In his address to the Palestinian authorities and members of the Diplomatic Corps, the Pope said: “For decades the Middle East has known the tragic consequences of a protracted conflict which has inflicted many wounds so difficult to heal.”

“Even in the absence of violence, the climate of instability and a lack of mutual understanding have produced insecurity, the violation of rights, isolation and the flight of entire communities, conflicts, shortages and sufferings of every sort.”

“In expressing my closeness to those who suffer most from this conflict, I wish to state my heartfelt conviction that the time has come to put an end to this situation which has become increasingly unacceptable.”

For the good of all, there is a need to intensify efforts and initiatives aimed at creating the conditions for a stable peace based on justice, on the recognition of the rights of every individual, and on mutual security.

The time has come for everyone to find the courage to be generous and creative in the service of the common good, the courage to forge a peace which rests on the acknowledgement by all of the right of two States to exist and to live in peace and security within internationally recognized borders.”

“To this end, I can only express my profound hope that all will refrain from initiatives and actions which contradict the stated desire to reach a true agreement, and that peace will be pursued with tireless determination and tenacity. Peace will bring countless benefits for the peoples of this region and for the world as a whole. And so it must resolutely be pursued, even if each side has to make certain sacrifices”, he emphasised.

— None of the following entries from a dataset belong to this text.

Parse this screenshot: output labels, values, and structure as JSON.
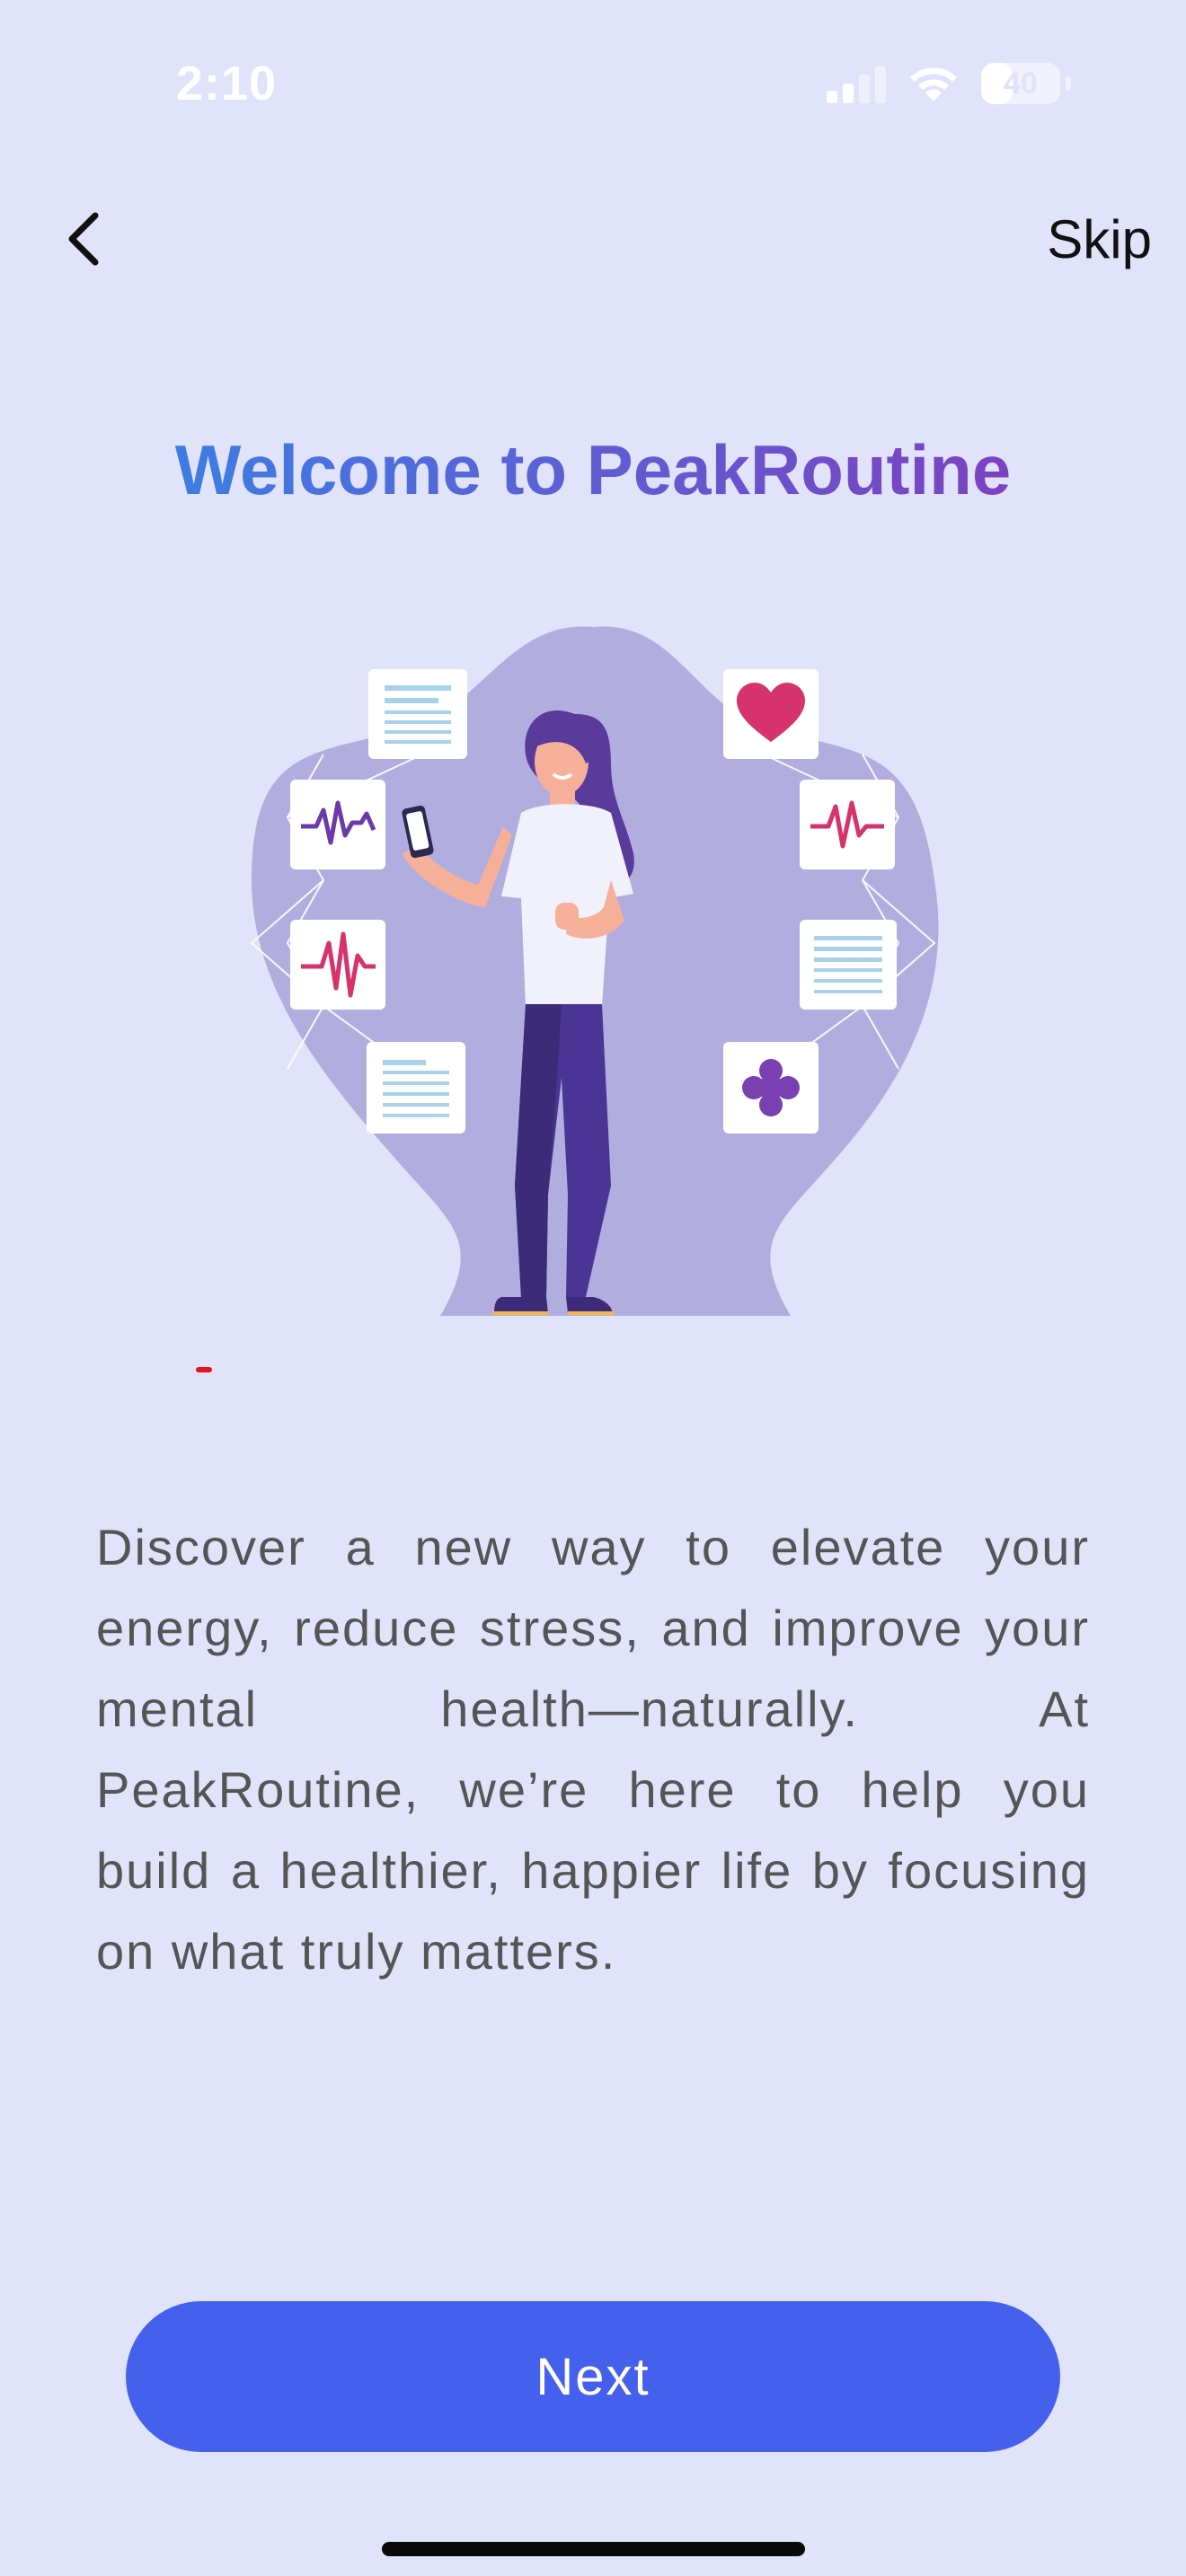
{
  "status_bar": {
    "time": "2:10",
    "battery_percent": "40",
    "signal_bars_active": 2,
    "signal_bars_total": 4
  },
  "nav": {
    "back_icon": "chevron-left-icon",
    "skip_label": "Skip"
  },
  "onboarding": {
    "title": "Welcome to PeakRoutine",
    "body": "Discover a new way to elevate your energy, reduce stress, and improve your mental health—naturally. At PeakRoutine, we’re here to help you build a healthier, happier life by focusing on what truly matters.",
    "illustration_icons": [
      "document-icon",
      "heart-icon",
      "pulse-icon",
      "pulse-icon",
      "pulse-icon",
      "document-icon",
      "document-icon",
      "medical-cross-icon"
    ]
  },
  "footer": {
    "next_label": "Next"
  },
  "colors": {
    "background": "#e0e3fa",
    "primary_button": "#4560ec",
    "title_gradient_start": "#2f8ae8",
    "title_gradient_end": "#8a35b8",
    "body_text": "#555555"
  }
}
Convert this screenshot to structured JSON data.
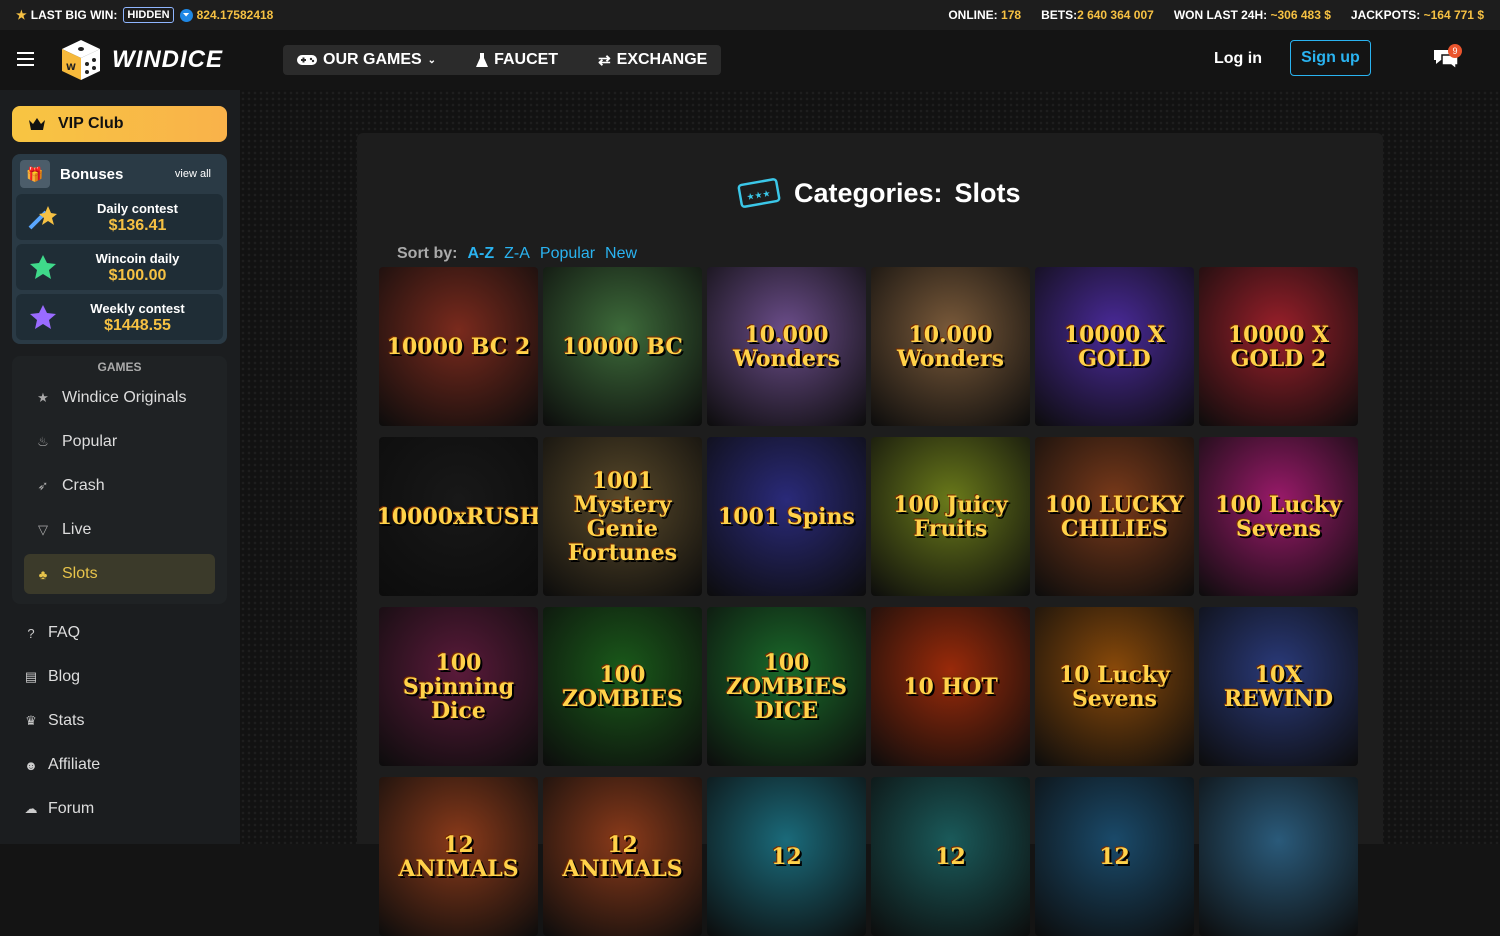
{
  "topbar": {
    "last_win_label": "LAST BIG WIN:",
    "hidden_label": "HIDDEN",
    "last_win_value": "824.17582418",
    "online_label": "ONLINE:",
    "online_value": "178",
    "bets_label": "BETS:",
    "bets_value": "2 640 364 007",
    "won_label": "WON LAST 24H:",
    "won_value": "~306 483 $",
    "jackpots_label": "JACKPOTS:",
    "jackpots_value": "~164 771 $"
  },
  "header": {
    "logo_text": "WINDICE",
    "nav": [
      {
        "label": "OUR GAMES"
      },
      {
        "label": "FAUCET"
      },
      {
        "label": "EXCHANGE"
      }
    ],
    "login_label": "Log in",
    "signup_label": "Sign up",
    "chat_badge": "9"
  },
  "sidebar": {
    "vip_label": "VIP Club",
    "bonuses_title": "Bonuses",
    "view_all": "view all",
    "bonuses": [
      {
        "name": "Daily contest",
        "amount": "$136.41"
      },
      {
        "name": "Wincoin daily",
        "amount": "$100.00"
      },
      {
        "name": "Weekly contest",
        "amount": "$1448.55"
      }
    ],
    "games_label": "GAMES",
    "games": [
      {
        "label": "Windice Originals",
        "icon": "star-icon"
      },
      {
        "label": "Popular",
        "icon": "fire-icon"
      },
      {
        "label": "Crash",
        "icon": "rocket-icon"
      },
      {
        "label": "Live",
        "icon": "cocktail-icon"
      },
      {
        "label": "Slots",
        "icon": "slot-icon"
      }
    ],
    "links": [
      {
        "label": "FAQ",
        "icon": "question-icon"
      },
      {
        "label": "Blog",
        "icon": "newspaper-icon"
      },
      {
        "label": "Stats",
        "icon": "trophy-icon"
      },
      {
        "label": "Affiliate",
        "icon": "users-icon"
      },
      {
        "label": "Forum",
        "icon": "comments-icon"
      }
    ]
  },
  "main": {
    "category_prefix": "Categories:",
    "category_name": "Slots",
    "sort_label": "Sort by:",
    "sort_options": [
      "A-Z",
      "Z-A",
      "Popular",
      "New"
    ],
    "games": [
      {
        "title": "10000 BC 2",
        "color": "#7a2a1d"
      },
      {
        "title": "10000 BC",
        "color": "#3d6b3a"
      },
      {
        "title": "10.000 Wonders",
        "color": "#6b4d8a"
      },
      {
        "title": "10.000 Wonders",
        "color": "#7a5a3a"
      },
      {
        "title": "10000 X GOLD",
        "color": "#4a2a9a"
      },
      {
        "title": "10000 X GOLD 2",
        "color": "#9a1f2a"
      },
      {
        "title": "10000xRUSH",
        "color": "#181818"
      },
      {
        "title": "1001 Mystery Genie Fortunes",
        "color": "#5a4a2a"
      },
      {
        "title": "1001 Spins",
        "color": "#2a2a7a"
      },
      {
        "title": "100 Juicy Fruits",
        "color": "#6a7a1a"
      },
      {
        "title": "100 LUCKY CHILIES",
        "color": "#7a3a1a"
      },
      {
        "title": "100 Lucky Sevens",
        "color": "#9a1a6a"
      },
      {
        "title": "100 Spinning Dice",
        "color": "#5a1a3a"
      },
      {
        "title": "100 ZOMBIES",
        "color": "#1a5a1a"
      },
      {
        "title": "100 ZOMBIES DICE",
        "color": "#1a6a2a"
      },
      {
        "title": "10 HOT",
        "color": "#9a2a0a"
      },
      {
        "title": "10 Lucky Sevens",
        "color": "#8a4a0a"
      },
      {
        "title": "10X REWIND",
        "color": "#2a3a7a"
      },
      {
        "title": "12 ANIMALS",
        "color": "#8a3a1a"
      },
      {
        "title": "12 ANIMALS",
        "color": "#8a3a1a"
      },
      {
        "title": "12",
        "color": "#1a6a7a"
      },
      {
        "title": "12",
        "color": "#1a5a5a"
      },
      {
        "title": "12",
        "color": "#1a4a6a"
      },
      {
        "title": "",
        "color": "#2a5a7a"
      }
    ]
  }
}
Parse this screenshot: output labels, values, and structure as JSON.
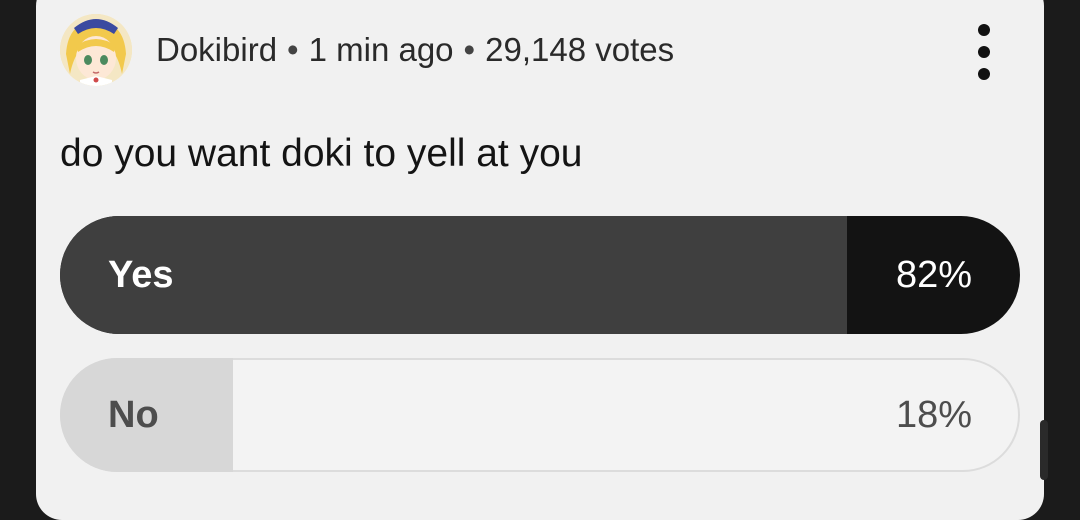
{
  "post": {
    "author": "Dokibird",
    "time_ago": "1 min ago",
    "votes": "29,148 votes",
    "separator": "•",
    "avatar_icon": "vtuber-avatar-icon",
    "menu_icon": "more-vert-icon"
  },
  "poll": {
    "question": "do you want doki to yell at you",
    "options": [
      {
        "label": "Yes",
        "percent_text": "82%",
        "fraction": 0.82,
        "fill_color": "#3f3f3f",
        "track_color": "#131313"
      },
      {
        "label": "No",
        "percent_text": "18%",
        "fraction": 0.18,
        "fill_color": "#d7d7d7",
        "track_color": "#f3f3f3"
      }
    ]
  }
}
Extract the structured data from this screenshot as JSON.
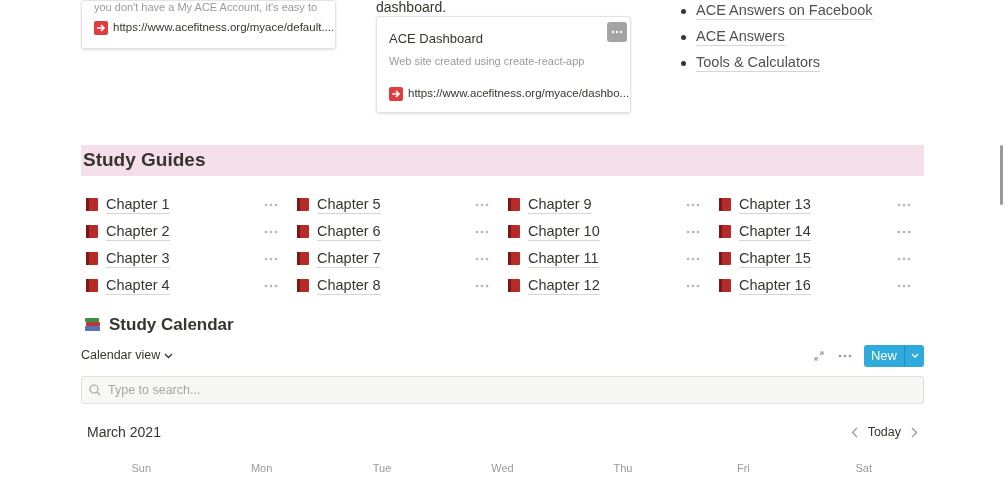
{
  "bookmarks": [
    {
      "description": "you don't have a My ACE Account, it's easy to",
      "url": "https://www.acefitness.org/myace/default...."
    },
    {
      "intro": "dashboard.",
      "title": "ACE Dashboard",
      "description": "Web site created using create-react-app",
      "url": "https://www.acefitness.org/myace/dashbo..."
    }
  ],
  "links": [
    "ACE Answers on Facebook",
    "ACE Answers",
    "Tools & Calculators"
  ],
  "study_guides": {
    "title": "Study Guides",
    "pages": [
      "Chapter 1",
      "Chapter 2",
      "Chapter 3",
      "Chapter 4",
      "Chapter 5",
      "Chapter 6",
      "Chapter 7",
      "Chapter 8",
      "Chapter 9",
      "Chapter 10",
      "Chapter 11",
      "Chapter 12",
      "Chapter 13",
      "Chapter 14",
      "Chapter 15",
      "Chapter 16"
    ]
  },
  "calendar": {
    "title": "Study Calendar",
    "view": "Calendar view",
    "new_button": "New",
    "search": {
      "placeholder": "Type to search..."
    },
    "month": "March 2021",
    "today": "Today",
    "weekdays": [
      "Sun",
      "Mon",
      "Tue",
      "Wed",
      "Thu",
      "Fri",
      "Sat"
    ]
  }
}
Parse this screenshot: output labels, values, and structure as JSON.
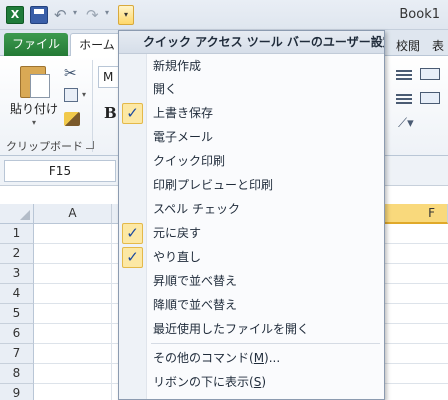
{
  "window": {
    "title": "Book1"
  },
  "qat": {
    "excel_icon": "excel-app-icon",
    "save_icon": "save-icon",
    "undo_icon": "undo-icon",
    "redo_icon": "redo-icon",
    "customize_glyph": "▾"
  },
  "tabs": {
    "file": "ファイル",
    "home": "ホーム",
    "review": "校閲",
    "view": "表"
  },
  "ribbon": {
    "paste_label": "貼り付け",
    "font_name": "M",
    "bold": "B",
    "clipboard_group": "クリップボード"
  },
  "formula_bar": {
    "name_box": "F15"
  },
  "grid": {
    "columns": [
      "A",
      "F"
    ],
    "selected_column": "F",
    "rows": [
      "1",
      "2",
      "3",
      "4",
      "5",
      "6",
      "7",
      "8",
      "9"
    ]
  },
  "menu": {
    "header": "クイック アクセス ツール バーのユーザー設定",
    "items": [
      {
        "label": "新規作成",
        "checked": false
      },
      {
        "label": "開く",
        "checked": false
      },
      {
        "label": "上書き保存",
        "checked": true
      },
      {
        "label": "電子メール",
        "checked": false
      },
      {
        "label": "クイック印刷",
        "checked": false
      },
      {
        "label": "印刷プレビューと印刷",
        "checked": false
      },
      {
        "label": "スペル チェック",
        "checked": false
      },
      {
        "label": "元に戻す",
        "checked": true
      },
      {
        "label": "やり直し",
        "checked": true
      },
      {
        "label": "昇順で並べ替え",
        "checked": false
      },
      {
        "label": "降順で並べ替え",
        "checked": false
      },
      {
        "label": "最近使用したファイルを開く",
        "checked": false
      }
    ],
    "more_commands": {
      "text": "その他のコマンド(",
      "mnemonic": "M",
      "suffix": ")..."
    },
    "show_below": {
      "text": "リボンの下に表示(",
      "mnemonic": "S",
      "suffix": ")"
    },
    "check_glyph": "✓"
  },
  "colors": {
    "file_tab": "#247a36",
    "highlight": "#fce8a4",
    "selected_col": "#f9d97c"
  }
}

“I pray that the Palestinian and Israeli peoples and their respective leaders will undertake this promising journey of peace with the same courage and steadfastness needed for every journey.”

Pope Francis made an unscheduled stop on Sunday morning to pray at Israel’s security barrier on the way to Bethlehem where he celebrated Mass in Manger Square.

His car suddenly stopped and he got out and walked through the crowds to stand in front of the barrier and pray before it.

As people swarmed around him with i-phones trying to capture the image, the Pope stood for several minutes in silent prayer at the foot of eight-metre high wall which continues for hundreds of kilometres through Palestinian territory, dividing communities or cutting them off from their land and scarce water supplies.

In Bethlehem’s Manger Square, next to the Church of the Nativity, the Pontiff focused his homily on the Child Jesus and on children who are “a sign of hope, a sign of life, but also a “diagnostic” sign, a marker indicating the health of families, society and the entire world”.

In a speech at Tel Aviv airport where he was greeted by President Shimon Peres and Israeli Prime Minister, Benjamin Netanyahu, Pope Francis expressed support for “the right of the State of Israel to exist and to flourish in peace and security within internationally recognised boundaries”.

However, he said there must be “recognition of the right of the Palestinian people to a sovereign homeland and their right to live with dignity and with freedom of movement”.

The Pope also recalled the Holocaust, using the Hebrew word for the term, Shoah, and said that “ever mindful of the past” there can be “no place for anti-Semitism”.

“A particularly moving part of my stay will be my visit to the Yad Vashem Memorial to the six million Jews who were victims of the Shoah,” the Pontiff said. “I beg God that there will never be another such crime, which also counted among its victims many Christians and others.”